Mr. Deary looks at public libraries and all he sees are purveyors and panderers of popular entertainment. He doesn’t see our research resources, our literacy initiatives, our job search assistance, our government documents collections, or our social services. He doesn’t see our partnerships with local school systems and cultural institutions. He doesn’t see community use spaces and safe places to for people to hang out. He doesn’t see a champion of informed democracy and self-improvement. He doesn’t see librarians as curators of information, experts to guide people through society’s myriad information resources.
The obvious reason is because Mr. Deary is driven by self-interest as an author and he views libraries as competition for paying distribution channels. But he’s far from the only one who views public libraries this way… and most of the people who share his view don’t depend on popular entertainment to make their living. How is it possible that our core mission, the values that drive our services, have gotten so lost to so many?
At this point, my thoughts come back to a question I asked in my post on patron privacy and ebook lending:
Are we too eager to give people what they want? Have we allowed this desire to please to undermine our responsibility to provide people with what they need?
Patron driven acquisitions is one of the Big Ideas du jour in library-land. It presents some very real benefits – it’s a powerful way to deepen our connections to our communities by making our patrons direct stakeholders in their library systems.
The cynical curmudgeon in me wonders if PDA puts too many of our resources at the mercy of fad and fashion. After all, wants aren’t always needs – and whim is not a good policy for collection development.
There’s a reason why librarians go to school to learn resource evaluation skills and develop the expertise to select the most beneficial. There’s a reason we need to be credentialed to do collection development. I’m not sold on the idea of turning too much of this authority over to people who don’t have our training.
(Yes, I know that collection development librarians still oversee and evaluate PDA systems and we’re not turning the asylum over to the inmates. But I’m trying to make point here!)

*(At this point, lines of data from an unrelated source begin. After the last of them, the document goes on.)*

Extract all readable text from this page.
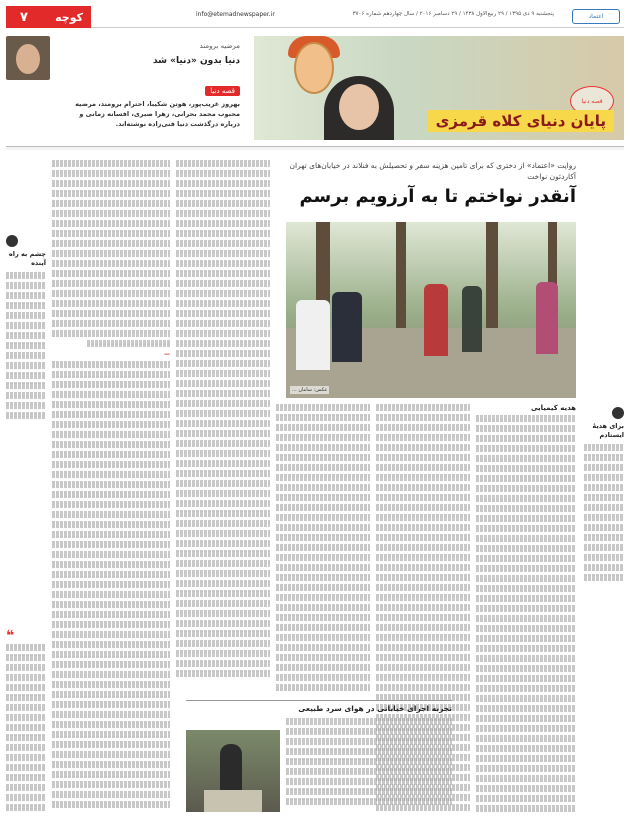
۷ کوچه	info@etemadnewspaper.ir	پنجشنبه ۹ دی ۱۳۹۵ / ۲۹ ربیع‌الاول ۱۴۳۸ / ۲۹ دسامبر ۲۰۱۶ / سال چهاردهم شماره ۳۷۰۶	اعتماد
مرضیه برومند
دنیا بدون «دنیا» شد
قصه دنیا
بهروز غریب‌پور، هوتن شکیبا، احترام برومند، مرضیه محبوب محمد بحرانی، زهرا صبری، افسانه زمانی و درباره درگذشت دنیا فنی‌زاده نوشته‌اند.
قصه دنیا
پایان دنیای کلاه قرمزی
روایت «اعتماد» از دختری که برای تامین هزینه سفر و تحصیلش به فنلاند در خیابان‌های تهران آکاردئون نواخت
آنقدر نواختم تا به آرزویم برسم
عکس: سامان ...
—
هدیه کیمیایی
برای هدیهٔ ایستادم
چشم به راه آینده
❝
تجربه اجرای خیابانی در هوای سرد طبیعی
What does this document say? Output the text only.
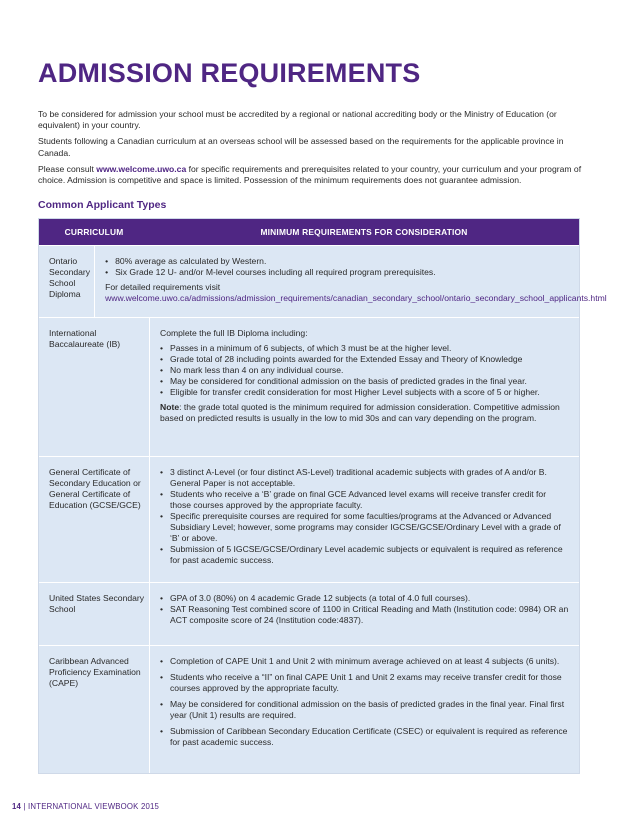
ADMISSION REQUIREMENTS

To be considered for admission your school must be accredited by a regional or national accrediting body or the Ministry of Education (or equivalent) in your country.

Students following a Canadian curriculum at an overseas school will be assessed based on the requirements for the applicable province in Canada.

Please consult www.welcome.uwo.ca for specific requirements and prerequisites related to your country, your curriculum and your program of choice. Admission is competitive and space is limited. Possession of the minimum requirements does not guarantee admission.

Common Applicant Types
CURRICULUM	MINIMUM REQUIREMENTS FOR CONSIDERATION
Ontario Secondary School Diploma
• 80% average as calculated by Western.
• Six Grade 12 U- and/or M-level courses including all required program prerequisites.

For detailed requirements visit www.welcome.uwo.ca/admissions/admission_requirements/canadian_secondary_school/ontario_secondary_school_applicants.html

International Baccalaureate (IB)

Complete the full IB Diploma including:

• Passes in a minimum of 6 subjects, of which 3 must be at the higher level.
• Grade total of 28 including points awarded for the Extended Essay and Theory of Knowledge
• No mark less than 4 on any individual course.
• May be considered for conditional admission on the basis of predicted grades in the final year.
• Eligible for transfer credit consideration for most Higher Level subjects with a score of 5 or higher.

Note: the grade total quoted is the minimum required for admission consideration. Competitive admission based on predicted results is usually in the low to mid 30s and can vary depending on the program.

General Certificate of Secondary Education or General Certificate of Education (GCSE/GCE)
• 3 distinct A-Level (or four distinct AS-Level) traditional academic subjects with grades of A and/or B. General Paper is not acceptable.
• Students who receive a ‘B’ grade on final GCE Advanced level exams will receive transfer credit for those courses approved by the appropriate faculty.
• Specific prerequisite courses are required for some faculties/programs at the Advanced or Advanced Subsidiary Level; however, some programs may consider IGCSE/GCSE/Ordinary Level with a grade of ‘B’ or above.
• Submission of 5 IGCSE/GCSE/Ordinary Level academic subjects or equivalent is required as reference for past academic success.
United States Secondary School
• GPA of 3.0 (80%) on 4 academic Grade 12 subjects (a total of 4.0 full courses).
• SAT Reasoning Test combined score of 1100 in Critical Reading and Math (Institution code: 0984) OR an ACT composite score of 24 (Institution code:4837).
Caribbean Advanced Proficiency Examination (CAPE)
• Completion of CAPE Unit 1 and Unit 2 with minimum average achieved on at least 4 subjects (6 units).
• Students who receive a “II” on final CAPE Unit 1 and Unit 2 exams may receive transfer credit for those courses approved by the appropriate faculty.
• May be considered for conditional admission on the basis of predicted grades in the final year. Final first year (Unit 1) results are required.
• Submission of Caribbean Secondary Education Certificate (CSEC) or equivalent is required as reference for past academic success.
14 | INTERNATIONAL VIEWBOOK 2015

I think PDA presents an attractive short-cut. While it’s appealing in the directness with which it allows us to get patron input, there are better and more meaningful ways for us to interact with our patrons. I think this lies at the core of my misgivings over PDA: it’s a one-way channel – it’s not actually a method for communicating with people.
To bring this back to my larger point, PDA is representative of how our relationships with our communities are changing.
I fear that we’re in danger of over-valuing the desire to keep our patrons happy at the cost of under-valuing our responsibility to provide truly substantive and useful resources. That we’ve started down a path of prioritizing wants over needs.
I think that’s how people like Terry Deary come to see us so wrongly.
I’m not knocking popular entertainment. It plays an essential and important role in all our lives. But libraries are only one of many institutions that can fill this need.
There are resources and services that libraries provide that other institutions can’t. These are the services that give libraries real value – not our popular fiction collections. These are the things that show Mr. Deary how wrong he is about us.
Through all the excitement about new technology and the many wondrous things it makes possible, through continued attacks on our usefulness and questions about our relevancy – now more than ever, we must hold to our core principles and original missions.
Where technology serves those missions, we need to embrace it – but still with care to ensure that we’re not undermining our ultimate responsibilities to our patrons.
But we can’t allow ourselves to become distracted from the things that make us unique and truly valuable in our zeal to be all things to all people.
[Author’s Note: See this post for an example of me defending libraries’ rights and virtue in providing popular entertainment to our patrons. Because I’m nothing if not somewhat confused.]